Indeed, the increased interest in PPPs for building and upgrading infrastructure puts a spotlight on the need for clear budgeting and accounting rules for PPP projects (Box 8.1). However, standards are lacking. Because of this, PPPs can be used to circumvent safety ceilings and fiscal rules on spending, thereby creating an incentive to move public investments off government balance sheets. This could include allocating spending to future budgets, thereby increasing government liabilities, and providing guarantees for private financing. Regardless of how this is done, taxpayers bear the risk of high liability in the future from these practices. Therefore, governments need to incorporate procedures in their budgeting systems to deal with these risks as they apply to PPP projects. There is no one-size-fits-all procedure for this, and procedures will need to be calibrated to specific country requirements. Governments everywhere should continuously update their national budgeting systems to ensure affordability, value for money, and long-term fiscal sustainability. They should also develop the process of connecting accounting and budgeting rules that affect the choice of mode of service delivery and procurement options based on value for money.

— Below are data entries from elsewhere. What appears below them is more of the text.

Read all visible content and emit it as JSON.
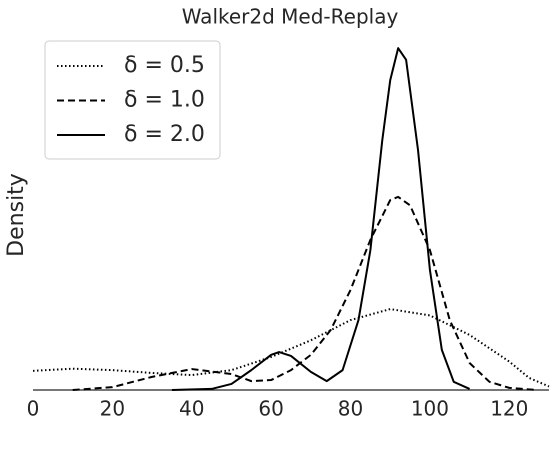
{
  "chart_data": {
    "type": "line",
    "title": "Walker2d Med-Replay",
    "ylabel": "Density",
    "xlim": [
      0,
      130
    ],
    "xticks": [
      0,
      20,
      40,
      60,
      80,
      100,
      120
    ],
    "ylim": [
      0,
      1
    ],
    "grid": false,
    "legend": "upper left",
    "series": [
      {
        "name": "δ = 0.5",
        "color": "#000000",
        "dash": "dotted",
        "x": [
          0,
          10,
          20,
          30,
          40,
          50,
          60,
          70,
          80,
          90,
          100,
          110,
          120,
          125,
          130
        ],
        "values": [
          0.054,
          0.06,
          0.056,
          0.048,
          0.042,
          0.056,
          0.093,
          0.14,
          0.197,
          0.228,
          0.21,
          0.155,
          0.08,
          0.034,
          0.01
        ]
      },
      {
        "name": "δ = 1.0",
        "color": "#000000",
        "dash": "dashed",
        "x": [
          10,
          20,
          30,
          40,
          50,
          55,
          60,
          65,
          70,
          75,
          80,
          85,
          90,
          92,
          95,
          100,
          105,
          110,
          115,
          120,
          127
        ],
        "values": [
          0.0,
          0.008,
          0.037,
          0.059,
          0.045,
          0.025,
          0.028,
          0.056,
          0.099,
          0.169,
          0.282,
          0.423,
          0.535,
          0.544,
          0.52,
          0.394,
          0.197,
          0.076,
          0.023,
          0.006,
          0.0
        ]
      },
      {
        "name": "δ = 2.0",
        "color": "#000000",
        "dash": "solid",
        "x": [
          35,
          45,
          50,
          55,
          60,
          62,
          65,
          70,
          74,
          78,
          82,
          85,
          88,
          90,
          92,
          94,
          97,
          100,
          103,
          106,
          110
        ],
        "values": [
          0.0,
          0.003,
          0.017,
          0.056,
          0.099,
          0.107,
          0.096,
          0.051,
          0.025,
          0.056,
          0.197,
          0.394,
          0.704,
          0.873,
          0.963,
          0.93,
          0.676,
          0.338,
          0.113,
          0.023,
          0.003
        ]
      }
    ]
  }
}
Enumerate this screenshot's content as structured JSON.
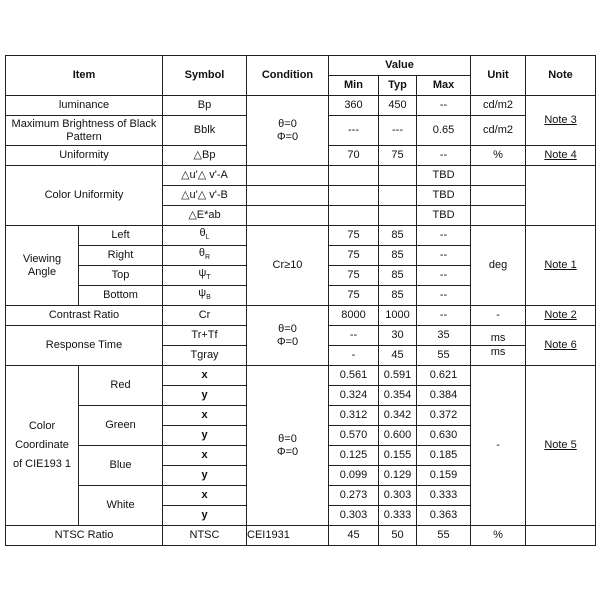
{
  "header": {
    "item": "Item",
    "symbol": "Symbol",
    "condition": "Condition",
    "value": "Value",
    "min": "Min",
    "typ": "Typ",
    "max": "Max",
    "unit": "Unit",
    "note": "Note"
  },
  "cond": {
    "theta": "θ=0",
    "phi": "Φ=0",
    "cr": "Cr≥10",
    "cei": "CEI1931"
  },
  "lum": {
    "item": "luminance",
    "symbol": "Bp",
    "min": "360",
    "typ": "450",
    "max": "--",
    "unit": "cd/m2"
  },
  "black": {
    "item": "Maximum Brightness of Black Pattern",
    "symbol": "Bblk",
    "min": "---",
    "typ": "---",
    "max": "0.65",
    "unit": "cd/m2"
  },
  "note3": "Note 3",
  "unif": {
    "item": "Uniformity",
    "symbol": "△Bp",
    "min": "70",
    "typ": "75",
    "max": "--",
    "unit": "%",
    "note": "Note 4"
  },
  "color_unif": {
    "item": "Color Uniformity",
    "rows": [
      {
        "symbol": "△u'△ v'-A",
        "max": "TBD"
      },
      {
        "symbol": "△u'△ v'-B",
        "max": "TBD"
      },
      {
        "symbol": "△E*ab",
        "max": "TBD"
      }
    ]
  },
  "view": {
    "item": "Viewing Angle",
    "unit": "deg",
    "note": "Note 1",
    "rows": [
      {
        "label": "Left",
        "sym": "θ",
        "sub": "L",
        "min": "75",
        "typ": "85",
        "max": "--"
      },
      {
        "label": "Right",
        "sym": "θ",
        "sub": "R",
        "min": "75",
        "typ": "85",
        "max": "--"
      },
      {
        "label": "Top",
        "sym": "ψ",
        "sub": "T",
        "min": "75",
        "typ": "85",
        "max": "--"
      },
      {
        "label": "Bottom",
        "sym": "ψ",
        "sub": "B",
        "min": "75",
        "typ": "85",
        "max": "--"
      }
    ]
  },
  "cr": {
    "item": "Contrast Ratio",
    "symbol": "Cr",
    "min": "8000",
    "typ": "1000",
    "max": "--",
    "unit": "-",
    "note": "Note 2"
  },
  "resp": {
    "item": "Response Time",
    "note": "Note 6",
    "rows": [
      {
        "symbol": "Tr+Tf",
        "min": "--",
        "typ": "30",
        "max": "35",
        "unit": "ms"
      },
      {
        "symbol": "Tgray",
        "min": "-",
        "typ": "45",
        "max": "55",
        "unit": "ms"
      }
    ]
  },
  "cie": {
    "item": "Color Coordinate of CIE193 1",
    "unit": "-",
    "note": "Note 5",
    "colors": [
      {
        "label": "Red",
        "x": [
          "0.561",
          "0.591",
          "0.621"
        ],
        "y": [
          "0.324",
          "0.354",
          "0.384"
        ]
      },
      {
        "label": "Green",
        "x": [
          "0.312",
          "0.342",
          "0.372"
        ],
        "y": [
          "0.570",
          "0.600",
          "0.630"
        ]
      },
      {
        "label": "Blue",
        "x": [
          "0.125",
          "0.155",
          "0.185"
        ],
        "y": [
          "0.099",
          "0.129",
          "0.159"
        ]
      },
      {
        "label": "White",
        "x": [
          "0.273",
          "0.303",
          "0.333"
        ],
        "y": [
          "0.303",
          "0.333",
          "0.363"
        ]
      }
    ],
    "xs": "x",
    "ys": "y"
  },
  "ntsc": {
    "item": "NTSC Ratio",
    "symbol": "NTSC",
    "min": "45",
    "typ": "50",
    "max": "55",
    "unit": "%"
  }
}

Box 8.1: Accounting Standards for Public-Private Partnerships

Governments promote infrastructure public-private partnership (PPP) projects because they lack the resources to carry out these projects themselves, and to benefit from the creativity and efficiency of the private sector. But to what extent should PPPs replace government-funded infrastructure investments? The answer is that, in using this modality, governments must maintain fiscal stability.

This is one reason why it is important to have comprehensive accounting standards for treating PPPs in national budgets and to have comparable international statistics. But these are lacking everywhere. Even developed countries and regions, such as the European Union, do not have clear accounting standards on PPPs.

The view of Eurostat, which provides statistical information to European Union institutions, is that PPP assets should be classified outside the government sector if both of the following conditions are met: the private partner bears the construction risk, and either the availability or demand risk.

The party carrying the risk, however, is not always easy to define because types of contract design vary. In many cases, it is not possible to classify a PPP as being on or off government books. Eurostat research, in collaboration with the European PPP Expertise Centre and the European Investment Bank, underscores the need for revising these criteria to conform to international public sector accounting standards. Within the accounting profession, efforts are underway to give guidance on comprehensive standards for this, but more is needed.

Sources: Eurostat. 2009. New Developments in PPPs. Financial Accounts Working Group. Luxembourg; Jay-Hyung, Kim Jungwok Kim, Sunghwan Shin, and Seung-Yeon Lee. 2011. Public-Private Partnership Infrastructure Projects: Case Studies from the Republic of Korea. Seoul: Korea Development Institute.